I had a simple idea for doing this under the assumption that one can efficiently sample from $p(x)$. Being a bit statistically naive, I'm having difficulty figuring out whether it exists in the literature or not, and hoping someone can point me to the right resource.
The idea in a nutshell is to compare the self-information of the sample, $\hat{I}_N$, to the distribution of the self-information $I_N$ of $N$ random samples from $p(x)$. Formally, recall that the self-information of a random variable $X$ having distribution $p$ is given by
$$ I = - \log p(X), $$
and the self-information of $N$ iid random variables $X_1,\ldots X_N$ each having distribution $p(x)$ is given by
$$ I_N = -\sum_{i=1}^N \log p(X_k). $$
The self-information of the sample data we have, $x_1,\ldots,x_N$ is denoted
$$ \hat{I}_N = -\sum_{k=1}^N \log p(x_k). $$
As a test statistic one might consider $\hat{C} = C(\hat{I}_N)$, where $C(s) = \mathbb{P}(I_N < s)$ is the cumulative distribution function. If $\hat{C}$ takes a value very close to 0 or 1, then it has an extreme value compared to the distribution of $I_N$, and is unlikely to come from $p(x)$. For concreteness, we could use the standard thresholds for extreme value tests, such as 0.95 and 0.05 for the high and low ends respectively.
As an example application of this test, say that $p(x)$ is some strange multimodal distribution with multiple humps, and the samples $x_1,\ldots,x_N$ lie in the valleys between the humps. It is not clear that there is any test suitable from the literature for such a problem, but intuitively we can see that the samples are unlikely to have come from $p(x)$ because the values of $p(x_i)$ are so small, or equivalently, the self-information $-\log p(x_i)$ is much larger than typical. In terms of the above discussion, $\hat{C}$ will be very close to 1, and the hypothesis will be rejected.
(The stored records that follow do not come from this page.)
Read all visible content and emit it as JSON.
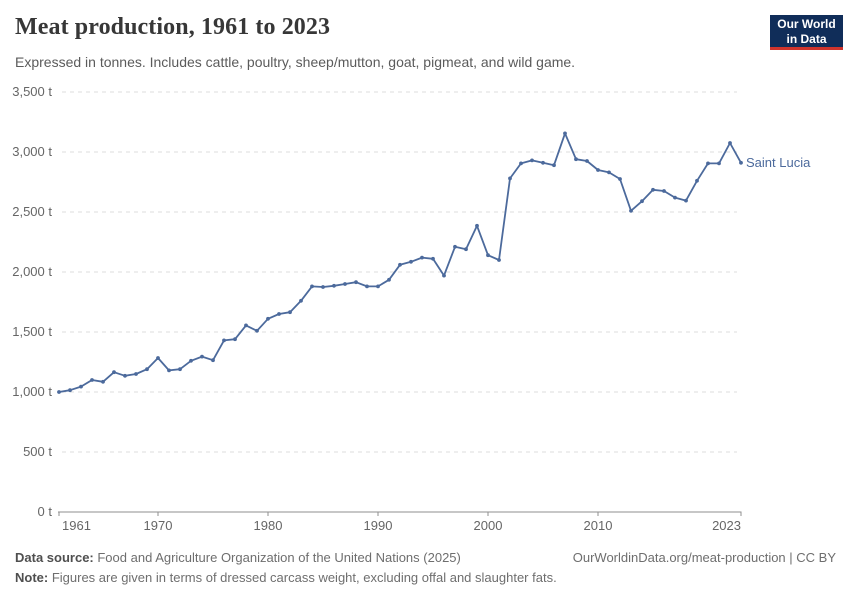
{
  "header": {
    "title": "Meat production, 1961 to 2023",
    "subtitle": "Expressed in tonnes. Includes cattle, poultry, sheep/mutton, goat, pigmeat, and wild game.",
    "logo": {
      "line1": "Our World",
      "line2": "in Data"
    }
  },
  "chart_data": {
    "type": "line",
    "title": "Meat production, 1961 to 2023",
    "unit": "t",
    "ylim": [
      0,
      3500
    ],
    "ytick_interval": 500,
    "ytick_labels": [
      "0 t",
      "500 t",
      "1,000 t",
      "1,500 t",
      "2,000 t",
      "2,500 t",
      "3,000 t",
      "3,500 t"
    ],
    "xticks": [
      1961,
      1970,
      1980,
      1990,
      2000,
      2010,
      2023
    ],
    "grid": "horizontal-dashed",
    "legend_position": "line-end-label",
    "x": [
      1961,
      1962,
      1963,
      1964,
      1965,
      1966,
      1967,
      1968,
      1969,
      1970,
      1971,
      1972,
      1973,
      1974,
      1975,
      1976,
      1977,
      1978,
      1979,
      1980,
      1981,
      1982,
      1983,
      1984,
      1985,
      1986,
      1987,
      1988,
      1989,
      1990,
      1991,
      1992,
      1993,
      1994,
      1995,
      1996,
      1997,
      1998,
      1999,
      2000,
      2001,
      2002,
      2003,
      2004,
      2005,
      2006,
      2007,
      2008,
      2009,
      2010,
      2011,
      2012,
      2013,
      2014,
      2015,
      2016,
      2017,
      2018,
      2019,
      2020,
      2021,
      2022,
      2023
    ],
    "series": [
      {
        "name": "Saint Lucia",
        "color": "#4c6a9c",
        "values": [
          1000,
          1015,
          1045,
          1100,
          1085,
          1165,
          1135,
          1150,
          1190,
          1283,
          1180,
          1190,
          1260,
          1295,
          1265,
          1430,
          1440,
          1555,
          1510,
          1610,
          1650,
          1665,
          1760,
          1880,
          1875,
          1885,
          1900,
          1915,
          1880,
          1880,
          1935,
          2060,
          2085,
          2120,
          2110,
          1970,
          2210,
          2190,
          2385,
          2140,
          2100,
          2780,
          2905,
          2930,
          2910,
          2890,
          3155,
          2940,
          2925,
          2850,
          2830,
          2775,
          2510,
          2590,
          2685,
          2675,
          2620,
          2595,
          2760,
          2905,
          2905,
          3075,
          2910
        ]
      }
    ]
  },
  "colors": {
    "line": "#4c6a9c",
    "grid": "#dcdcdc",
    "axis": "#8f8f8f",
    "logo_navy": "#102d59",
    "logo_red": "#d0342c"
  },
  "footer": {
    "source_label": "Data source:",
    "source_text": " Food and Agriculture Organization of the United Nations (2025)",
    "right_text": "OurWorldinData.org/meat-production | CC BY",
    "note_label": "Note:",
    "note_text": " Figures are given in terms of dressed carcass weight, excluding offal and slaughter fats."
  }
}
The main problem I see with this test is that the distribution of $I_N$ may be difficult to compute. That may be, but in many cases I would imagine that a few million (or billion) Monte Carlo samples would suffice to get a good approximation of the distribution. Analytical/asymptotic approximations could be used to speed things up, get theoretical results, etc. For example, the first moment of $I_N$ is $N$ times the Shannon entropy, and higher moments could be computed without great difficulty.